Some people experience the unfortunate symptoms of sleep apnea without realizing that there is a cause. Your Delta dentist may be able to help spot the signs that you are experiencing sleep apnea during your routine visit and suggest that you follow up with your physician for diagnosis.
The most common symptom reported in those that suffer from sleep apnea is that they wake up still exhausted after sleeping a full night. Your dentist may very well be the first person to notice the signs and share this information with you as sleep apnea can have a detrimental effect on your teeth.
When someone is experiencing the signs of sleep apnea they will learn that as they are sleeping their breathing will be regularly interrupted while they are trying to rest. These pauses can be caused by a lack of respiratory effort, physical blockage of airflow, or a combination of both. The frequency and duration of these pauses can vary greatly.
The Obvious Signs Of Sleep Apnea
Sleep apnea can have an effect on your oral health. Your dentist may notice these common signs during your routine exam:
- Receding or inflamed gums
- Tongue with scalloped edges
- Worn tooth surfaces
- Teeth grinding (bruxism), which may cause wear and breakage
- Spike in cavities due to damage to teeth as a result of grinding
- Redness in the throat (caused by excessive snoring)
The most common form of sleep apnea is called Obstructive Sleep Apnea (OSA). OSA is caused by a physical blockage of airflow when sleeping. Common symptoms of OSA include choking or gasping while attempting to sleep, waking frequently during the night, night sweats, morning headaches, loud snoring, high blood pressure, and dry mouth when waking.
A person that is experiencing these symptoms can spend the day feeling exhausted even though to them they would have slept a full night. Sleep apnea is also linked to a greater risk of heart disease, obesity, high blood pressure, and diabetes.

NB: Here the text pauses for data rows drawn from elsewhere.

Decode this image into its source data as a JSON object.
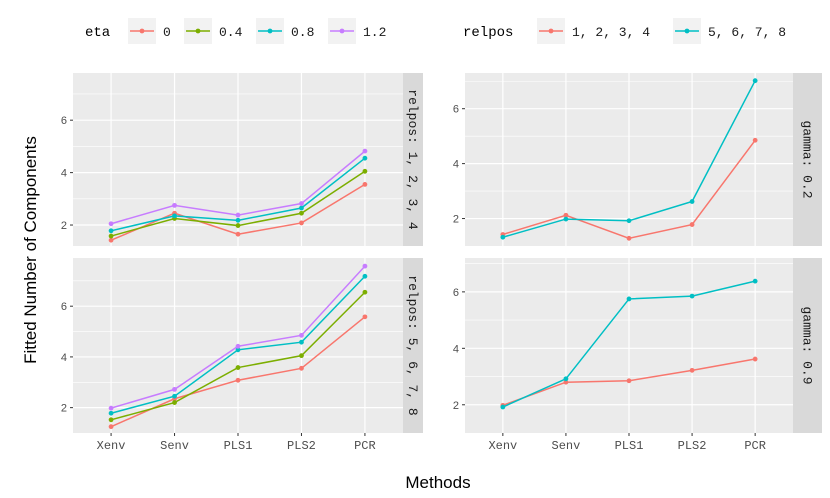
{
  "figure": {
    "xlabel": "Methods",
    "ylabel": "Fitted Number of Components"
  },
  "legends": {
    "left": {
      "title": "eta",
      "items": [
        {
          "label": "0",
          "color": "#F8766D"
        },
        {
          "label": "0.4",
          "color": "#7CAE00"
        },
        {
          "label": "0.8",
          "color": "#00BFC4"
        },
        {
          "label": "1.2",
          "color": "#C77CFF"
        }
      ]
    },
    "right": {
      "title": "relpos",
      "items": [
        {
          "label": "1, 2, 3, 4",
          "color": "#F8766D"
        },
        {
          "label": "5, 6, 7, 8",
          "color": "#00BFC4"
        }
      ]
    }
  },
  "chart_data": [
    {
      "type": "line",
      "panel": "left-top",
      "strip": "relpos: 1, 2, 3, 4",
      "categories": [
        "Xenv",
        "Senv",
        "PLS1",
        "PLS2",
        "PCR"
      ],
      "ylim": [
        1.2,
        7.8
      ],
      "yticks": [
        2,
        4,
        6
      ],
      "grid": true,
      "series": [
        {
          "name": "0",
          "color": "#F8766D",
          "values": [
            1.42,
            2.45,
            1.65,
            2.08,
            3.55
          ]
        },
        {
          "name": "0.4",
          "color": "#7CAE00",
          "values": [
            1.58,
            2.25,
            1.98,
            2.45,
            4.05
          ]
        },
        {
          "name": "0.8",
          "color": "#00BFC4",
          "values": [
            1.78,
            2.35,
            2.18,
            2.65,
            4.55
          ]
        },
        {
          "name": "1.2",
          "color": "#C77CFF",
          "values": [
            2.05,
            2.75,
            2.38,
            2.82,
            4.82
          ]
        }
      ]
    },
    {
      "type": "line",
      "panel": "left-bottom",
      "strip": "relpos: 5, 6, 7, 8",
      "categories": [
        "Xenv",
        "Senv",
        "PLS1",
        "PLS2",
        "PCR"
      ],
      "ylim": [
        1.0,
        7.9
      ],
      "yticks": [
        2,
        4,
        6
      ],
      "grid": true,
      "series": [
        {
          "name": "0",
          "color": "#F8766D",
          "values": [
            1.25,
            2.35,
            3.08,
            3.55,
            5.58
          ]
        },
        {
          "name": "0.4",
          "color": "#7CAE00",
          "values": [
            1.52,
            2.2,
            3.58,
            4.05,
            6.55
          ]
        },
        {
          "name": "0.8",
          "color": "#00BFC4",
          "values": [
            1.78,
            2.45,
            4.28,
            4.58,
            7.18
          ]
        },
        {
          "name": "1.2",
          "color": "#C77CFF",
          "values": [
            1.98,
            2.72,
            4.42,
            4.85,
            7.58
          ]
        }
      ]
    },
    {
      "type": "line",
      "panel": "right-top",
      "strip": "gamma: 0.2",
      "categories": [
        "Xenv",
        "Senv",
        "PLS1",
        "PLS2",
        "PCR"
      ],
      "ylim": [
        1.0,
        7.3
      ],
      "yticks": [
        2,
        4,
        6
      ],
      "grid": true,
      "series": [
        {
          "name": "1, 2, 3, 4",
          "color": "#F8766D",
          "values": [
            1.42,
            2.12,
            1.28,
            1.78,
            4.85
          ]
        },
        {
          "name": "5, 6, 7, 8",
          "color": "#00BFC4",
          "values": [
            1.32,
            1.98,
            1.92,
            2.62,
            7.02
          ]
        }
      ]
    },
    {
      "type": "line",
      "panel": "right-bottom",
      "strip": "gamma: 0.9",
      "categories": [
        "Xenv",
        "Senv",
        "PLS1",
        "PLS2",
        "PCR"
      ],
      "ylim": [
        1.0,
        7.2
      ],
      "yticks": [
        2,
        4,
        6
      ],
      "grid": true,
      "series": [
        {
          "name": "1, 2, 3, 4",
          "color": "#F8766D",
          "values": [
            1.98,
            2.8,
            2.85,
            3.22,
            3.62
          ]
        },
        {
          "name": "5, 6, 7, 8",
          "color": "#00BFC4",
          "values": [
            1.92,
            2.92,
            5.75,
            5.85,
            6.38
          ]
        }
      ]
    }
  ]
}
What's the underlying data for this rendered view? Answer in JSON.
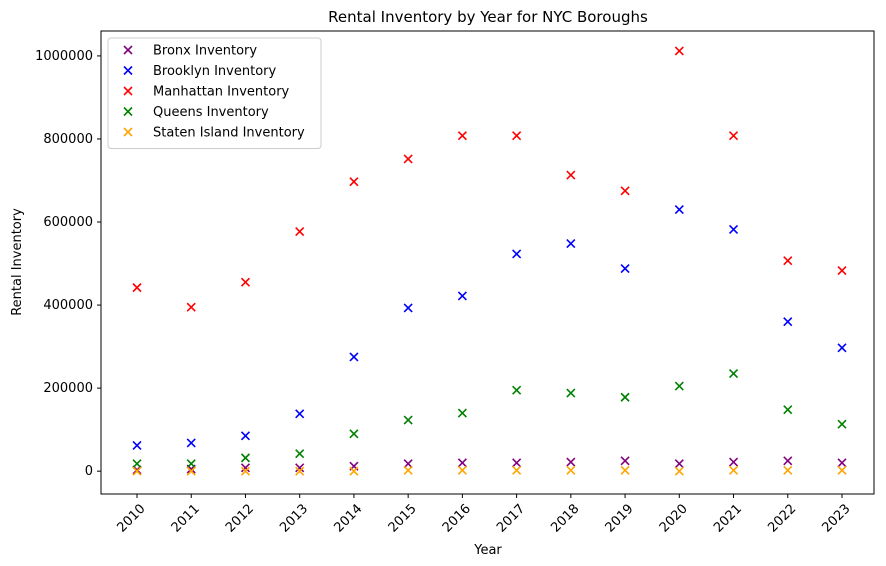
{
  "chart_data": {
    "type": "scatter",
    "title": "Rental Inventory by Year for NYC Boroughs",
    "xlabel": "Year",
    "ylabel": "Rental Inventory",
    "x": [
      2010,
      2011,
      2012,
      2013,
      2014,
      2015,
      2016,
      2017,
      2018,
      2019,
      2020,
      2021,
      2022,
      2023
    ],
    "x_tick_labels": [
      "2010",
      "2011",
      "2012",
      "2013",
      "2014",
      "2015",
      "2016",
      "2017",
      "2018",
      "2019",
      "2020",
      "2021",
      "2022",
      "2023"
    ],
    "ylim": [
      -55000,
      1060000
    ],
    "y_ticks": [
      0,
      200000,
      400000,
      600000,
      800000,
      1000000
    ],
    "y_tick_labels": [
      "0",
      "200000",
      "400000",
      "600000",
      "800000",
      "1000000"
    ],
    "legend_position": "top-left",
    "marker": "x",
    "series": [
      {
        "name": "Bronx Inventory",
        "color": "#800080",
        "values": [
          3000,
          5000,
          8000,
          8000,
          12000,
          18000,
          20000,
          20000,
          22000,
          25000,
          18000,
          22000,
          25000,
          20000
        ]
      },
      {
        "name": "Brooklyn Inventory",
        "color": "#0000ff",
        "values": [
          62000,
          68000,
          85000,
          138000,
          275000,
          393000,
          422000,
          523000,
          548000,
          488000,
          630000,
          582000,
          360000,
          297000
        ]
      },
      {
        "name": "Manhattan Inventory",
        "color": "#ff0000",
        "values": [
          442000,
          395000,
          455000,
          577000,
          697000,
          752000,
          808000,
          808000,
          713000,
          675000,
          1012000,
          808000,
          507000,
          483000
        ]
      },
      {
        "name": "Queens Inventory",
        "color": "#008000",
        "values": [
          18000,
          18000,
          32000,
          42000,
          90000,
          123000,
          140000,
          195000,
          188000,
          178000,
          205000,
          235000,
          148000,
          113000
        ]
      },
      {
        "name": "Staten Island Inventory",
        "color": "#ffa500",
        "values": [
          0,
          0,
          0,
          0,
          0,
          2000,
          2000,
          2000,
          2000,
          2000,
          0,
          2000,
          2000,
          2000
        ]
      }
    ]
  }
}
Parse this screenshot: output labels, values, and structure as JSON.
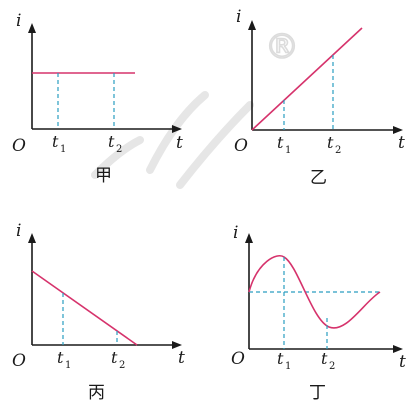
{
  "watermark": {
    "registered_mark": "®"
  },
  "panels": [
    {
      "id": "jia",
      "caption": "甲",
      "y_label": "i",
      "x_label": "t",
      "origin": "O",
      "tick1": "t",
      "tick1_sub": "1",
      "tick2": "t",
      "tick2_sub": "2"
    },
    {
      "id": "yi",
      "caption": "乙",
      "y_label": "i",
      "x_label": "t",
      "origin": "O",
      "tick1": "t",
      "tick1_sub": "1",
      "tick2": "t",
      "tick2_sub": "2"
    },
    {
      "id": "bing",
      "caption": "丙",
      "y_label": "i",
      "x_label": "t",
      "origin": "O",
      "tick1": "t",
      "tick1_sub": "1",
      "tick2": "t",
      "tick2_sub": "2"
    },
    {
      "id": "ding",
      "caption": "丁",
      "y_label": "i",
      "x_label": "t",
      "origin": "O",
      "tick1": "t",
      "tick1_sub": "1",
      "tick2": "t",
      "tick2_sub": "2"
    }
  ],
  "colors": {
    "curve": "#d6336c",
    "guide": "#2a9ec0",
    "axis": "#1a1a1a"
  }
}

What Steps Will My Dentist Take If They Spot The Signs Of Sleep Apnea?
Dentists cannot diagnose sleep apnea. However, they are often some of the first people who can spot symptoms or let you know if you have an increased risk of developing the condition since your jaw and related structures can contribute to OSA.
Your dentist can conduct a dental exam and take X-rays of your neck and mouth, which might reveal abnormally large tissues in the throat or other blockages in the airway. If they notice any physical blockages they will recommend you visit your doctor.